Он хотел было сказать «Ладно, вечером!». Но подумал, что вот так легко он вскользь растопчет ее доверие, и уйдет, и забудет за хлопотами дня об этой маленькой встрече. А она, возможно, будет его ждать. Вспомнил себя почти в таком же возрасте, те давние мелкие обиды, которые порой долго жили в нем. И он сказал:
— Понимаешь, какая неприятность. Сегодня вечером я обязан быть в другом месте по очень важному делу. Поэтому я и решил поздравить тебя пораньше. Но я обязательно к тебе зайду как-нибудь в другой раз. Ладно?
— Хорошо.
Кольцов пошел дальше. Краем глаза он видел: на пороге появилась женщина, должно быть, мать девочки.
— С кем ты тут?
— Это мой друг, — услышал Кольцов. — Он приходил меня поздравить. Но он не может вечером, у него важное дело…
Павел шел по своей улице, на которой некогда жил, и встреча с этой девчушкий вернула его в то давнее босоногое детство. Он смотрел по сторонам, узнавал и не узнавал их старые дома. Вроде они были тогда повыше и больше, а сейчас словно ссохлись от старости.
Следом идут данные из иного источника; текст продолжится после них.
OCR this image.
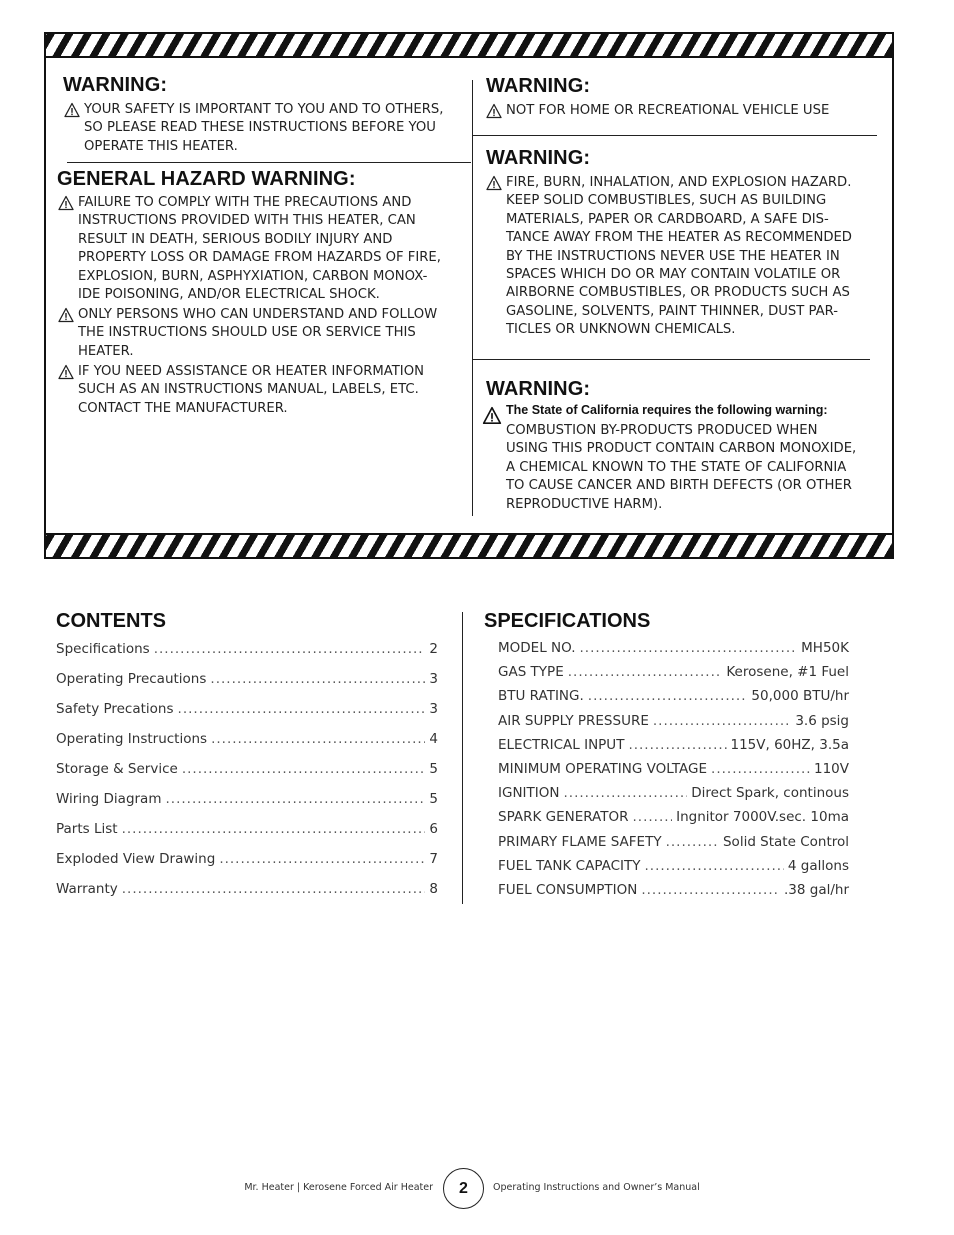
WARNING:
YOUR SAFETY IS IMPORTANT TO YOU AND TO OTHERS,
SO PLEASE READ THESE INSTRUCTIONS BEFORE YOU
OPERATE THIS HEATER.
GENERAL HAZARD WARNING:
FAILURE TO COMPLY WITH THE PRECAUTIONS AND
INSTRUCTIONS PROVIDED WITH THIS HEATER, CAN
RESULT IN DEATH, SERIOUS BODILY INJURY AND
PROPERTY LOSS OR DAMAGE FROM HAZARDS OF FIRE,
EXPLOSION, BURN, ASPHYXIATION, CARBON MONOX-
IDE POISONING, AND/OR ELECTRICAL SHOCK.
ONLY PERSONS WHO CAN UNDERSTAND AND FOLLOW
THE INSTRUCTIONS SHOULD USE OR SERVICE THIS
HEATER.
IF YOU NEED ASSISTANCE OR HEATER INFORMATION
SUCH AS AN INSTRUCTIONS MANUAL, LABELS, ETC.
CONTACT THE MANUFACTURER.
WARNING:
NOT FOR HOME OR RECREATIONAL VEHICLE USE
WARNING:
FIRE, BURN, INHALATION, AND EXPLOSION HAZARD.
KEEP SOLID COMBUSTIBLES, SUCH AS BUILDING
MATERIALS, PAPER OR CARDBOARD, A SAFE DIS-
TANCE AWAY FROM THE HEATER AS RECOMMENDED
BY THE INSTRUCTIONS NEVER USE THE HEATER IN
SPACES WHICH DO OR MAY CONTAIN VOLATILE OR
AIRBORNE COMBUSTIBLES, OR PRODUCTS SUCH AS
GASOLINE, SOLVENTS, PAINT THINNER, DUST PAR-
TICLES OR UNKNOWN CHEMICALS.
WARNING:
The State of California requires the following warning:
COMBUSTION BY-PRODUCTS PRODUCED WHEN
USING THIS PRODUCT CONTAIN CARBON MONOXIDE,
A CHEMICAL KNOWN TO THE STATE OF CALIFORNIA
TO CAUSE CANCER AND BIRTH DEFECTS (OR OTHER
REPRODUCTIVE HARM).
CONTENTS
Specifications .....	2
Operating Precautions .....	3
Safety Precations .....	3
Operating Instructions .....	4
Storage & Service .....	5
Wiring Diagram .....	5
Parts List .....	6
Exploded View Drawing .....	7
Warranty .....	8
SPECIFICATIONS
MODEL NO. .....	MH50K
GAS TYPE .....	Kerosene, #1 Fuel
BTU RATING. .....	50,000 BTU/hr
AIR SUPPLY PRESSURE .....	3.6 psig
ELECTRICAL INPUT .....	115V, 60HZ, 3.5a
MINIMUM OPERATING VOLTAGE .....	110V
IGNITION .....	Direct Spark, continous
SPARK GENERATOR .....	Ingnitor 7000V.sec. 10ma
PRIMARY FLAME SAFETY .....	Solid State Control
FUEL TANK CAPACITY .....	4 gallons
FUEL CONSUMPTION .....	.38 gal/hr
Mr. Heater | Kerosene Forced Air Heater	2	Operating Instructions and Owner’s Manual
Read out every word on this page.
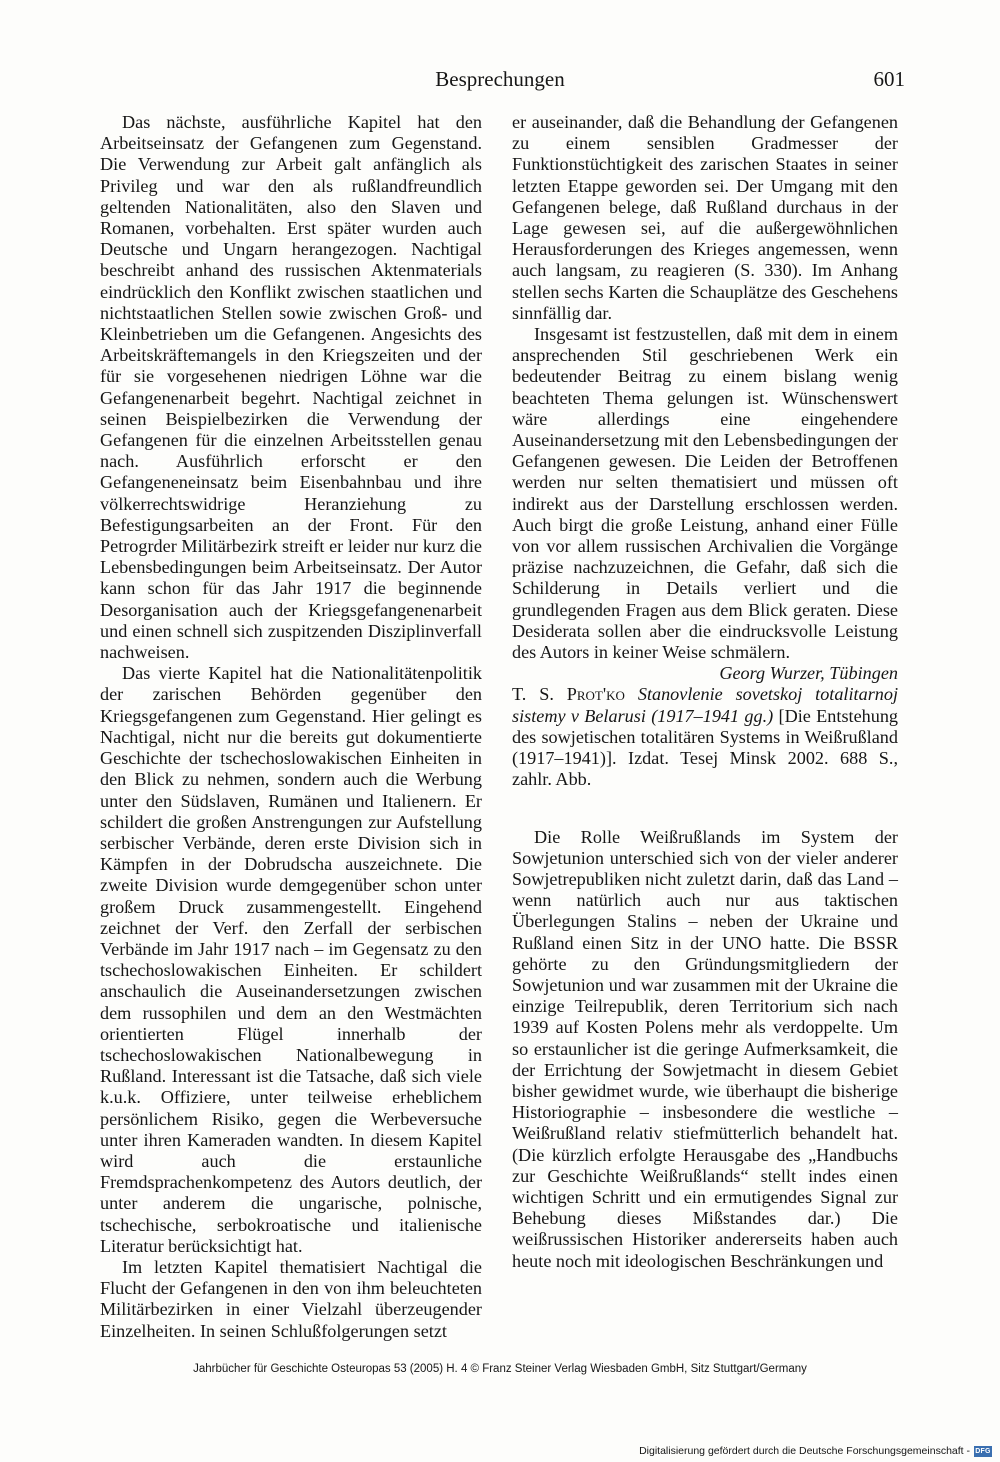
Besprechungen	601

Das nächste, ausführliche Kapitel hat den Arbeitseinsatz der Gefangenen zum Gegenstand. Die Verwendung zur Arbeit galt anfänglich als Privileg und war den als rußlandfreundlich geltenden Nationalitäten, also den Slaven und Romanen, vorbehalten. Erst später wurden auch Deutsche und Ungarn herangezogen. Nachtigal beschreibt anhand des russischen Aktenmaterials eindrücklich den Konflikt zwischen staatlichen und nichtstaatlichen Stellen sowie zwischen Groß- und Kleinbetrieben um die Gefangenen. Angesichts des Arbeitskräftemangels in den Kriegszeiten und der für sie vorgesehenen niedrigen Löhne war die Gefangenenarbeit begehrt. Nachtigal zeichnet in seinen Beispielbezirken die Verwendung der Gefangenen für die einzelnen Arbeitsstellen genau nach. Ausführlich erforscht er den Gefangeneneinsatz beim Eisenbahnbau und ihre völkerrechtswidrige Heranziehung zu Befestigungsarbeiten an der Front. Für den Petrogrder Militärbezirk streift er leider nur kurz die Lebensbedingungen beim Arbeitseinsatz. Der Autor kann schon für das Jahr 1917 die beginnende Desorganisation auch der Kriegsgefangenenarbeit und einen schnell sich zuspitzenden Disziplinverfall nachweisen.

Das vierte Kapitel hat die Nationalitätenpolitik der zarischen Behörden gegenüber den Kriegsgefangenen zum Gegenstand. Hier gelingt es Nachtigal, nicht nur die bereits gut dokumentierte Geschichte der tschechoslowakischen Einheiten in den Blick zu nehmen, sondern auch die Werbung unter den Südslaven, Rumänen und Italienern. Er schildert die großen Anstrengungen zur Aufstellung serbischer Verbände, deren erste Division sich in Kämpfen in der Dobrudscha auszeichnete. Die zweite Division wurde demgegenüber schon unter großem Druck zusammengestellt. Eingehend zeichnet der Verf. den Zerfall der serbischen Verbände im Jahr 1917 nach – im Gegensatz zu den tschechoslowakischen Einheiten. Er schildert anschaulich die Auseinandersetzungen zwischen dem russophilen und dem an den Westmächten orientierten Flügel innerhalb der tschechoslowakischen Nationalbewegung in Rußland. Interessant ist die Tatsache, daß sich viele k.u.k. Offiziere, unter teilweise erheblichem persönlichem Risiko, gegen die Werbeversuche unter ihren Kameraden wandten. In diesem Kapitel wird auch die erstaunliche Fremdsprachenkompetenz des Autors deutlich, der unter anderem die ungarische, polnische, tschechische, serbokroatische und italienische Literatur berücksichtigt hat.

Im letzten Kapitel thematisiert Nachtigal die Flucht der Gefangenen in den von ihm beleuchteten Militärbezirken in einer Vielzahl überzeugender Einzelheiten. In seinen Schlußfolgerungen setzt

er auseinander, daß die Behandlung der Gefangenen zu einem sensiblen Gradmesser der Funktionstüchtigkeit des zarischen Staates in seiner letzten Etappe geworden sei. Der Umgang mit den Gefangenen belege, daß Rußland durchaus in der Lage gewesen sei, auf die außergewöhnlichen Herausforderungen des Krieges angemessen, wenn auch langsam, zu reagieren (S. 330). Im Anhang stellen sechs Karten die Schauplätze des Geschehens sinnfällig dar.

Insgesamt ist festzustellen, daß mit dem in einem ansprechenden Stil geschriebenen Werk ein bedeutender Beitrag zu einem bislang wenig beachteten Thema gelungen ist. Wünschenswert wäre allerdings eine eingehendere Auseinandersetzung mit den Lebensbedingungen der Gefangenen gewesen. Die Leiden der Betroffenen werden nur selten thematisiert und müssen oft indirekt aus der Darstellung erschlossen werden. Auch birgt die große Leistung, anhand einer Fülle von vor allem russischen Archivalien die Vorgänge präzise nachzuzeichnen, die Gefahr, daß sich die Schilderung in Details verliert und die grundlegenden Fragen aus dem Blick geraten. Diese Desiderata sollen aber die eindrucksvolle Leistung des Autors in keiner Weise schmälern.

Georg Wurzer, Tübingen

T. S. Prot'ko Stanovlenie sovetskoj totalitarnoj sistemy v Belarusi (1917–1941 gg.) [Die Entstehung des sowjetischen totalitären Systems in Weißrußland (1917–1941)]. Izdat. Tesej Minsk 2002. 688 S., zahlr. Abb.

Die Rolle Weißrußlands im System der Sowjetunion unterschied sich von der vieler anderer Sowjetrepubliken nicht zuletzt darin, daß das Land – wenn natürlich auch nur aus taktischen Überlegungen Stalins – neben der Ukraine und Rußland einen Sitz in der UNO hatte. Die BSSR gehörte zu den Gründungsmitgliedern der Sowjetunion und war zusammen mit der Ukraine die einzige Teilrepublik, deren Territorium sich nach 1939 auf Kosten Polens mehr als verdoppelte. Um so erstaunlicher ist die geringe Aufmerksamkeit, die der Errichtung der Sowjetmacht in diesem Gebiet bisher gewidmet wurde, wie überhaupt die bisherige Historiographie – insbesondere die westliche – Weißrußland relativ stiefmütterlich behandelt hat. (Die kürzlich erfolgte Herausgabe des „Handbuchs zur Geschichte Weißrußlands“ stellt indes einen wichtigen Schritt und ein ermutigendes Signal zur Behebung dieses Mißstandes dar.) Die weißrussischen Historiker andererseits haben auch heute noch mit ideologischen Beschränkungen und

Jahrbücher für Geschichte Osteuropas 53 (2005) H. 4 © Franz Steiner Verlag Wiesbaden GmbH, Sitz Stuttgart/Germany
Digitalisierung gefördert durch die Deutsche Forschungsgemeinschaft - DFG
Вот в этом доме жил вечно болезненный «очкарик» Валька Овещенко. Он приучил Павла к чтению, и всего Жюль Верна, Майн Рида и Фенимора Купера он прочитал у него в маленькой сараюшке. Там было много сена и веток, впрок заготовленных для козы, и из-за щелей между досками в солнечные дни там было светло до самых сумероек. Выносить книги со двора Вальке не разрешали родители.
Вальки уже не было в живых. Кольцову кто-то рассказывал, что его повесили слащёвцы, схватив на базаре во время облавы. У него за поясом нашли книжку Фридриха Ницше под названием «Так говорил Заратустра».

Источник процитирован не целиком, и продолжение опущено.